# is it hard to do a spawn log?



## lillyandquigly (Nov 24, 2011)

Is it?


----------



## lillyandquigly (Nov 24, 2011)

P.s. first ever post!


----------



## CandiceMM (Jul 15, 2012)

I have been wondering what sort of thing would go into a spawn log.


----------



## MrVampire181 (May 12, 2009)

Its just where you post updates about your spawns.


----------



## lillyandquigly (Nov 24, 2011)

(still researching stuff)


----------



## dramaqueen (Jul 7, 2008)

You would post the names and pics of your pair and say something about your spawning set up and maybe post pics of that.

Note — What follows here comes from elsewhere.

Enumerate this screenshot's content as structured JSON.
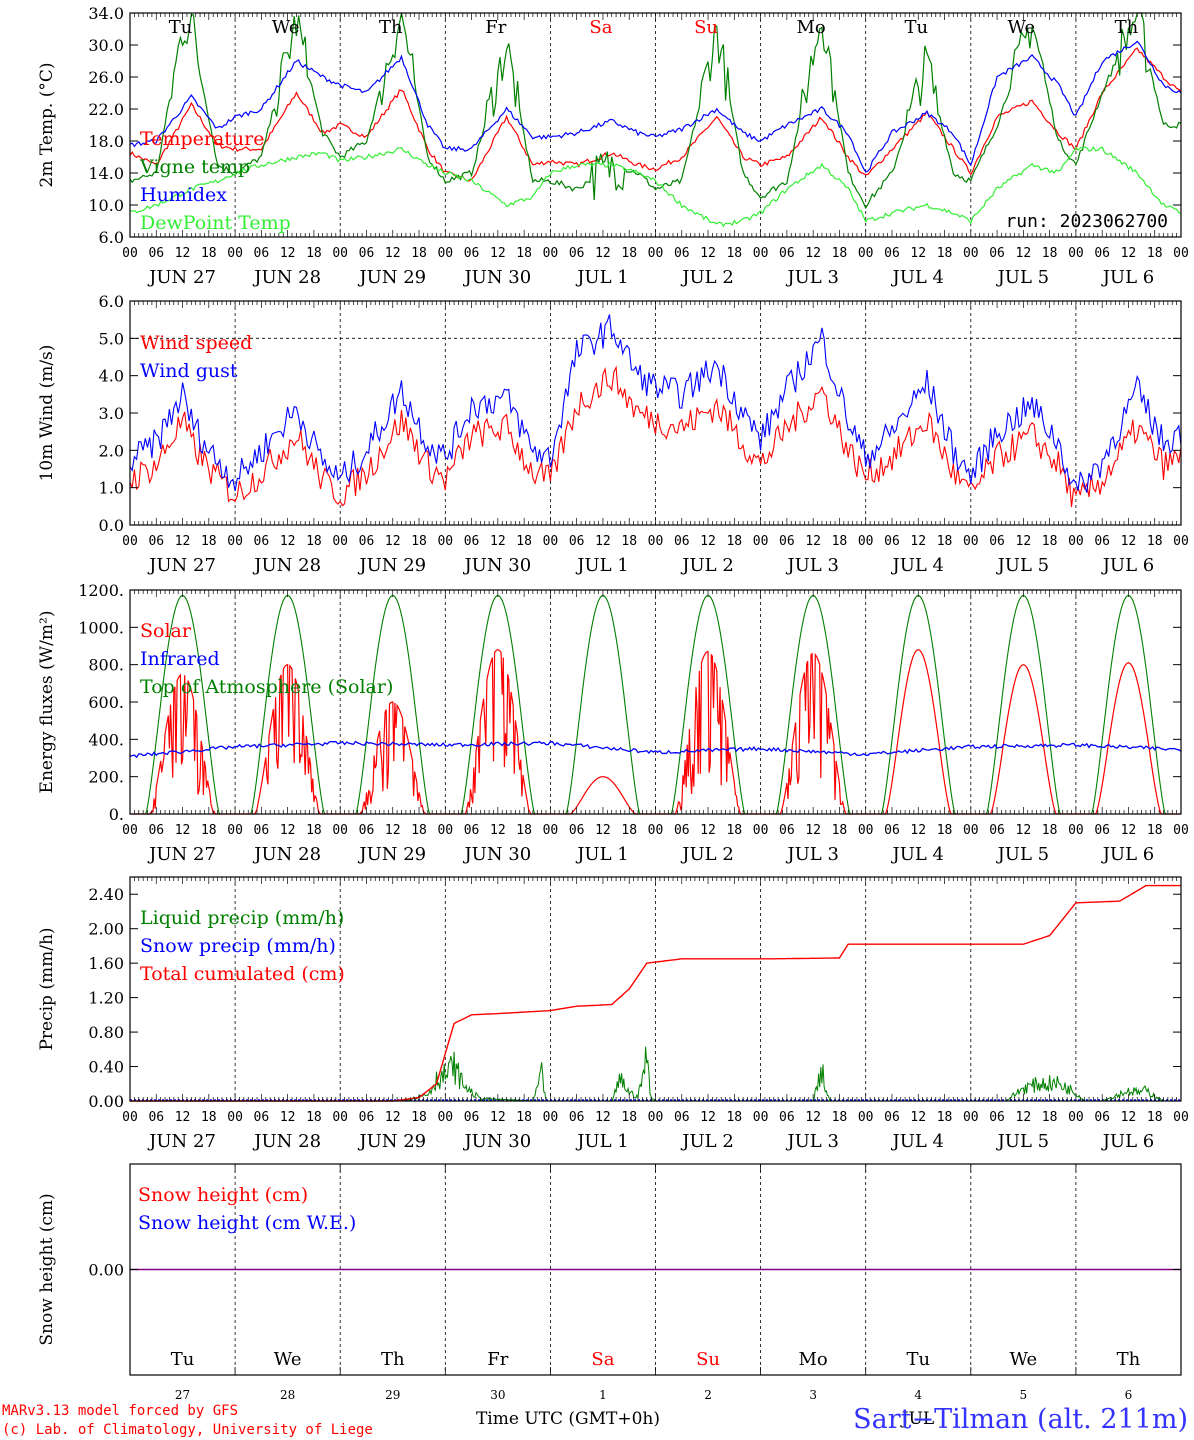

Then as MrV said, you post updates on how your spawn is progressing.


----------



## cjconcepcion (Jun 7, 2012)

heres mine to give you an idea... i put it in the wrong place though.. how do i move it?
http://www.bettafish.com/showthread.php?t=109440


----------



## Mike (Jul 16, 2006)

cjconcepcion said:


> heres mine to give you an idea... i put it in the wrong place though.. how do i move it?
> http://www.bettafish.com/showthread.php?t=109440


I went ahead and moved it for you, cjconcepcion. :thumbsup:


----------



## Sincerely (Apr 22, 2012)

You can move my Spawn Log here if you want ;-), I guess it would be a more appropriate place!


----------



## cjconcepcion (Jun 7, 2012)

thank you!


----------